Earlier this month, a lobby group for major internet providers like Comcast and Verizon attacked a set of online-privacy regulations they believe are too strict. In a filing to the Federal Communication Commission, the group argued providers should be able to sell customers’ internet history without the customers’ permission, because that information shouldn’t be considered sensitive. Besides, the group contended, web traffic is increasingly encrypted anyway, making it invisible to providers.
It’s certainly true encryption is on the rise online. Data from Mozilla, the company behind the popular Firefox browser, shows more than half of web pages use HTTPS, the standard way of encrypting web traffic. When sites like The Atlantic use HTTPS, a lock icon appears in users’ web browsers, indicating the information being sent to and from servers is scrambled and can’t be read by a third party that intercepts it—that includes ISPs.

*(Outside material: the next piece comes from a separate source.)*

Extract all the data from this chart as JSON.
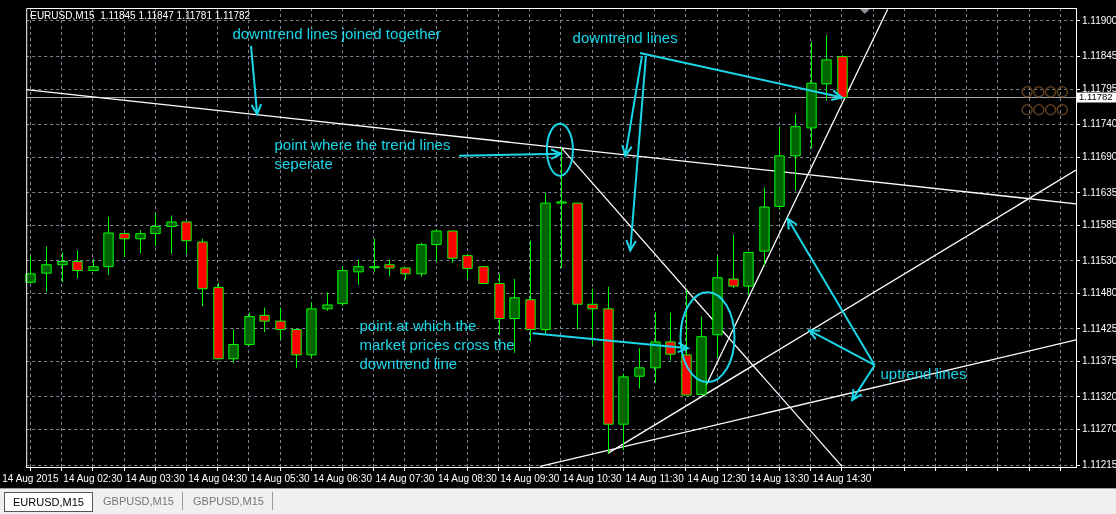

But even if 100 percent of the web were encrypted, ISPs would still be able to extract a surprising amount of detailed information about their customers’ virtual comings and goings. This is particularly significant in light of a bill that passed Congress this week, which granted the lobby group’s wish: It allows ISPs to sell their customers’ private browsing history without their consent.
Although the exact URL of a page accessed through HTTPS is hidden to the provider, the provider can still see the domain the URL is on: For example, your ISP can’t tell what exactly story you’re reading right now, but it can tell you’re somewhere on theatlantic.com. That may not reveal much other than your (excellent) taste in news sources—but a user who visited a page on plannedparenthood.com and then a page on dcabortionfund.com may have revealed much more sensitive information.

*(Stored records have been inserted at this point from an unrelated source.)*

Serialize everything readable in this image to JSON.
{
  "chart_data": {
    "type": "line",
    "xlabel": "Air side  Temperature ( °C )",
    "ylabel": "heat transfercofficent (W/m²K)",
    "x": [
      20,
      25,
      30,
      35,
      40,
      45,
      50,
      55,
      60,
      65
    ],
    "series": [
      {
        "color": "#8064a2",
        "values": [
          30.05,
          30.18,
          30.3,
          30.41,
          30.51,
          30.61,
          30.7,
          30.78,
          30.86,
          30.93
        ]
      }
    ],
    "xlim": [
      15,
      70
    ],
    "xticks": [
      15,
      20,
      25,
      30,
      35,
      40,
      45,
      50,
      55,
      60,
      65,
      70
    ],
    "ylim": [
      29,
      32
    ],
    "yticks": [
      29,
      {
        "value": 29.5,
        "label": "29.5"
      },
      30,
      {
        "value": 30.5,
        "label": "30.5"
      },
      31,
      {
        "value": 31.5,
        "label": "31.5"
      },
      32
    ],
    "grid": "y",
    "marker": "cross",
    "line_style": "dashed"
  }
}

That’s an example from a 2016 report prepared by Upturn, a think tank that focuses on civil rights and technology. The Upturn report also sets out some of the sneaky ways user activity can be decoded based only on the unencrypted metadata that accompanies encrypted web traffic—also known as “side channel” information. (These methods probably aren’t widely in use right now, but they could be deployed if ISPs decided it’s worthwhile to try and learn more about encrypted traffic.)
Website fingerprinting, for example, relies on the unique characteristics of a particular web page to reveal when it’s being accessed. When a user visits a page, his or her browser pulls data from various servers in a particular order. Based on that pattern, a network provider might be able to tell what page the user is visiting, even without having access to any of the actual data streams it’s transporting. (For this to work, the network operator would have to have already analyzed the loading pattern associated with the particular website the user is visiting.)

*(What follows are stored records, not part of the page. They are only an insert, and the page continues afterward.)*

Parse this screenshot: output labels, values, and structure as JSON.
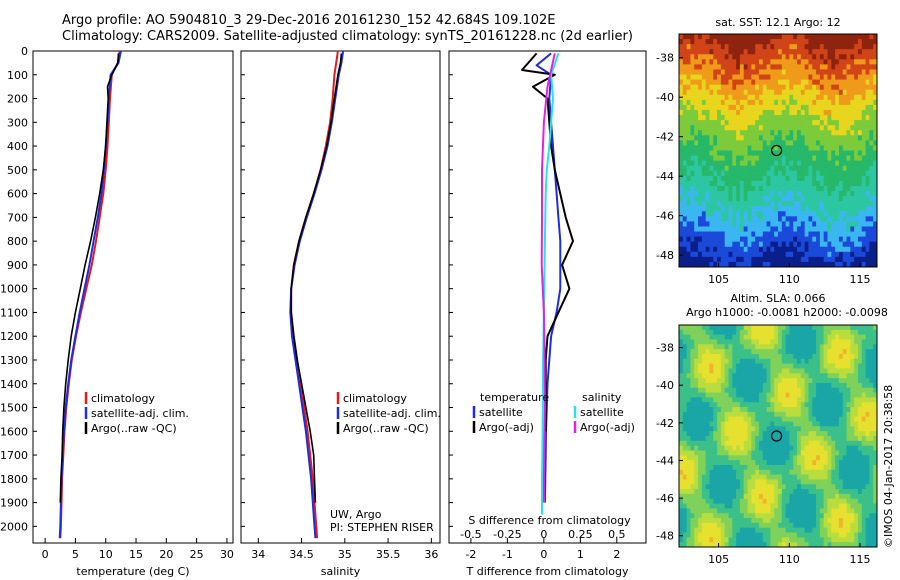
{
  "header": {
    "line1": "Argo profile: AO 5904810_3 29-Dec-2016 20161230_152 42.684S 109.102E",
    "line2": "Climatology: CARS2009. Satellite-adjusted climatology: synTS_20161228.nc (2d earlier)"
  },
  "colors": {
    "climatology": "#e8191c",
    "satellite": "#1f2de0",
    "argo": "#000000",
    "s_satellite": "#22e6e6",
    "s_argo": "#e81ee8"
  },
  "chart_data": [
    {
      "id": "temperature",
      "type": "line",
      "xlabel": "temperature (deg C)",
      "ylabel": "",
      "xlim": [
        -2,
        31
      ],
      "ylim": [
        2070,
        0
      ],
      "xticks": [
        0,
        5,
        10,
        15,
        20,
        25,
        30
      ],
      "xtick_labels": [
        "0",
        "5",
        "10",
        "15",
        "20",
        "25",
        "30"
      ],
      "yticks": [
        0,
        100,
        200,
        300,
        400,
        500,
        600,
        700,
        800,
        900,
        1000,
        1100,
        1200,
        1300,
        1400,
        1500,
        1600,
        1700,
        1800,
        1900,
        2000
      ],
      "ytick_labels": [
        "0",
        "100",
        "200",
        "300",
        "400",
        "500",
        "600",
        "700",
        "800",
        "900",
        "1000",
        "1100",
        "1200",
        "1300",
        "1400",
        "1500",
        "1600",
        "1700",
        "1800",
        "1900",
        "2000"
      ],
      "legend": [
        "climatology",
        "satellite-adj. clim.",
        "Argo(..raw -QC)"
      ],
      "series": [
        {
          "name": "climatology",
          "x": [
            12.3,
            12.0,
            11.0,
            10.7,
            10.5,
            10.3,
            10.0,
            9.6,
            9.0,
            8.4,
            7.7,
            6.8,
            5.9,
            5.1,
            4.4,
            3.9,
            3.5,
            3.2,
            3.0,
            2.8,
            2.7,
            2.6,
            2.5
          ],
          "y": [
            0,
            50,
            100,
            200,
            300,
            400,
            500,
            600,
            700,
            800,
            900,
            1000,
            1100,
            1200,
            1300,
            1400,
            1500,
            1600,
            1700,
            1800,
            1900,
            2000,
            2050
          ]
        },
        {
          "name": "satellite-adj. clim.",
          "x": [
            12.5,
            12.1,
            10.8,
            10.5,
            10.3,
            10.0,
            9.7,
            9.3,
            8.7,
            8.0,
            7.3,
            6.5,
            5.7,
            5.0,
            4.3,
            3.8,
            3.4,
            3.1,
            2.9,
            2.7,
            2.6,
            2.5,
            2.4
          ],
          "y": [
            0,
            50,
            100,
            200,
            300,
            400,
            500,
            600,
            700,
            800,
            900,
            1000,
            1100,
            1200,
            1300,
            1400,
            1500,
            1600,
            1700,
            1800,
            1900,
            2000,
            2050
          ]
        },
        {
          "name": "Argo(..raw -QC)",
          "x": [
            12.1,
            12.0,
            11.0,
            10.3,
            10.4,
            10.2,
            10.0,
            9.6,
            9.0,
            8.3,
            7.5,
            6.6,
            5.8,
            5.0,
            4.3,
            3.8,
            3.4,
            3.1,
            2.9,
            2.8,
            2.6,
            2.5
          ],
          "y": [
            10,
            50,
            100,
            150,
            200,
            300,
            400,
            500,
            600,
            700,
            800,
            900,
            1000,
            1100,
            1200,
            1300,
            1400,
            1500,
            1600,
            1700,
            1800,
            1900
          ]
        }
      ]
    },
    {
      "id": "salinity",
      "type": "line",
      "xlabel": "salinity",
      "ylabel": "",
      "xlim": [
        33.8,
        36.1
      ],
      "ylim": [
        2070,
        0
      ],
      "xticks": [
        34,
        34.5,
        35,
        35.5,
        36
      ],
      "xtick_labels": [
        "34",
        "34.5",
        "35",
        "35.5",
        "36"
      ],
      "legend": [
        "climatology",
        "satellite-adj. clim.",
        "Argo(..raw -QC)"
      ],
      "annotation_lines": [
        "UW, Argo",
        "PI: STEPHEN RISER"
      ],
      "series": [
        {
          "name": "climatology",
          "x": [
            34.92,
            34.9,
            34.88,
            34.86,
            34.83,
            34.78,
            34.72,
            34.64,
            34.55,
            34.47,
            34.41,
            34.38,
            34.38,
            34.41,
            34.45,
            34.49,
            34.53,
            34.57,
            34.6,
            34.63,
            34.65,
            34.67,
            34.68
          ],
          "y": [
            0,
            50,
            100,
            200,
            300,
            400,
            500,
            600,
            700,
            800,
            900,
            1000,
            1100,
            1200,
            1300,
            1400,
            1500,
            1600,
            1700,
            1800,
            1900,
            2000,
            2050
          ]
        },
        {
          "name": "satellite-adj. clim.",
          "x": [
            34.98,
            34.96,
            34.93,
            34.89,
            34.85,
            34.8,
            34.73,
            34.65,
            34.56,
            34.48,
            34.42,
            34.38,
            34.37,
            34.39,
            34.43,
            34.47,
            34.51,
            34.55,
            34.58,
            34.61,
            34.63,
            34.65,
            34.66
          ],
          "y": [
            0,
            50,
            100,
            200,
            300,
            400,
            500,
            600,
            700,
            800,
            900,
            1000,
            1100,
            1200,
            1300,
            1400,
            1500,
            1600,
            1700,
            1800,
            1900,
            2000,
            2050
          ]
        },
        {
          "name": "Argo(..raw -QC)",
          "x": [
            34.96,
            34.95,
            34.92,
            34.88,
            34.84,
            34.79,
            34.72,
            34.64,
            34.55,
            34.47,
            34.41,
            34.38,
            34.38,
            34.41,
            34.45,
            34.5,
            34.55,
            34.6,
            34.64,
            34.65,
            34.66
          ],
          "y": [
            10,
            50,
            100,
            200,
            300,
            400,
            500,
            600,
            700,
            800,
            900,
            1000,
            1100,
            1200,
            1300,
            1400,
            1500,
            1600,
            1700,
            1800,
            1900
          ]
        }
      ]
    },
    {
      "id": "difference",
      "type": "line",
      "xlabel": "T difference from climatology",
      "xlabel_top": "S difference from climatology",
      "ylabel": "",
      "xlim": [
        -2.6,
        2.8
      ],
      "ylim": [
        2070,
        0
      ],
      "xticks": [
        -2,
        -1,
        0,
        1,
        2
      ],
      "xtick_labels": [
        "-2",
        "-1",
        "0",
        "1",
        "2"
      ],
      "sticks": [
        -0.5,
        -0.25,
        0,
        0.25,
        0.5
      ],
      "stick_labels": [
        "-0.5",
        "-0.25",
        "0",
        "0.25",
        "0.5"
      ],
      "legend_temperature_title": "temperature",
      "legend_temperature": [
        "satellite",
        "Argo(-adj)"
      ],
      "legend_salinity_title": "salinity",
      "legend_salinity": [
        "satellite",
        "Argo(-adj)"
      ],
      "series": [
        {
          "name": "satellite",
          "x": [
            0.2,
            -0.2,
            0.2,
            0.15,
            0.2,
            0.25,
            0.3,
            0.35,
            0.4,
            0.45,
            0.45,
            0.45,
            0.35,
            0.2,
            0.15,
            0.1,
            0.08,
            0.06,
            0.05,
            0.04,
            0.03
          ],
          "y": [
            10,
            60,
            100,
            200,
            300,
            400,
            500,
            600,
            700,
            800,
            900,
            1000,
            1100,
            1200,
            1300,
            1400,
            1500,
            1600,
            1700,
            1800,
            1900
          ]
        },
        {
          "name": "Argo(-adj)",
          "x": [
            -0.2,
            -0.6,
            0.3,
            -0.3,
            0.1,
            0.15,
            0.2,
            0.3,
            0.6,
            0.8,
            0.5,
            0.7,
            0.4,
            0.1,
            0.05,
            0.05,
            0.06
          ],
          "y": [
            10,
            80,
            100,
            150,
            200,
            300,
            400,
            500,
            700,
            800,
            900,
            1000,
            1100,
            1200,
            1300,
            1500,
            1600
          ]
        },
        {
          "name": "satellite",
          "x": [
            0.4,
            0.2,
            0.25,
            0.2,
            0.15,
            0.08,
            0.05,
            0.03,
            0.02,
            0.0,
            -0.02,
            -0.03,
            -0.04,
            -0.05,
            -0.05,
            -0.05
          ],
          "y": [
            10,
            100,
            200,
            300,
            400,
            500,
            600,
            800,
            900,
            1100,
            1300,
            1500,
            1700,
            1800,
            1900,
            1950
          ]
        },
        {
          "name": "Argo(-adj)",
          "x": [
            0.3,
            0.1,
            0.0,
            -0.05,
            -0.05,
            -0.06,
            0.0,
            0.02,
            0.03,
            0.02,
            0.01,
            0.0,
            0.0
          ],
          "y": [
            10,
            150,
            300,
            500,
            700,
            900,
            1100,
            1300,
            1500,
            1600,
            1700,
            1800,
            1900
          ]
        }
      ]
    },
    {
      "id": "sst_map",
      "type": "heatmap",
      "title": "sat. SST: 12.1  Argo: 12",
      "xlim": [
        102.2,
        116.2
      ],
      "ylim": [
        -48.6,
        -36.8
      ],
      "xticks": [
        105,
        110,
        115
      ],
      "xtick_labels": [
        "105",
        "110",
        "115"
      ],
      "yticks": [
        -38,
        -40,
        -42,
        -44,
        -46,
        -48
      ],
      "ytick_labels": [
        "-38",
        "-40",
        "-42",
        "-44",
        "-46",
        "-48"
      ],
      "marker": {
        "lon": 109.1,
        "lat": -42.7
      }
    },
    {
      "id": "sla_map",
      "type": "heatmap",
      "title": "Altim. SLA: 0.066",
      "subtitle": "Argo h1000: -0.0081  h2000: -0.0098",
      "xlim": [
        102.2,
        116.2
      ],
      "ylim": [
        -48.6,
        -36.8
      ],
      "xticks": [
        105,
        110,
        115
      ],
      "xtick_labels": [
        "105",
        "110",
        "115"
      ],
      "yticks": [
        -38,
        -40,
        -42,
        -44,
        -46,
        -48
      ],
      "ytick_labels": [
        "-38",
        "-40",
        "-42",
        "-44",
        "-46",
        "-48"
      ],
      "marker": {
        "lon": 109.1,
        "lat": -42.7
      }
    }
  ],
  "credit": "©IMOS 04-Jan-2017 20:38:58"
}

In November, a group of researchers from Israel’s Ben-Gurion and Ariel Universities demonstrated a way to extend the idea behind website fingerprinting to videos watched on YouTube. By matching the encrypted data patterns created by a user viewing a particular video to an index they’d created previously, they could tell what video the user was watching from within a limited set, with a startling 98 percent accuracy.
Ran Dubin, a Ph.D. candidate at Ben Gurion and the research paper’s primary author, told me the discovery came out of work he’d been doing to optimize video streaming. He wanted to know if he could figure out the quality at which users were watching YouTube videos, so he analyzed the way devices received data as they streamed.
He quickly realized he’d stumbled into something bigger.
“The network patterns that belong to each video title have very, very strong meaning,” Dubin said. “I found out that I could actually recognize each stream.”
The giveaway, he found, was embedded in the way devices choose a bitrate—an indicator of video quality—at which to stream the video. At the beginning of a stream, the player receives quick spurts of data, which begin to space apart after the video has been playing for a while and the player has settled on a bitrate. The pattern of these spikes helps identify each individual video.
The researchers assembled fingerprints from 100 YouTube videos by using a browser crawler to automatically download each video under various network conditions, then cataloguing the resulting data pattern. Next, they analyzed the traffic patterns created by a device as it played one of 2,000 videos—including the 100 target videos. Using an algorithm to match the stream to the nearest fingerprint, the researchers could tell when one of the target videos was being watched. Not once was a video outside the set of 100 accidentally identified as inside the target set.
The technique could be used by law enforcement to identify users who are watching ISIS propaganda videos, Dubin said. It could also be used to compile data on users’ viewing habits and sell it to advertisers—and that’s where the privacy rules that just passed Congress come in.
If President Donald Trump signs the bill, ISPs will have free rein to sell data they gather on their customers without asking for consent. As online encryption spreads further and further across the internet, there will be monetary incentives to dig up as much information on users as possible, to offset the loss of access to more detailed unencrypted data. Tricks like Dubin’s, which might have otherwise been too costly and inconvenient to put in place, could become an attractive way to glean valuable information about user habits and turn them over to advertisers for big money.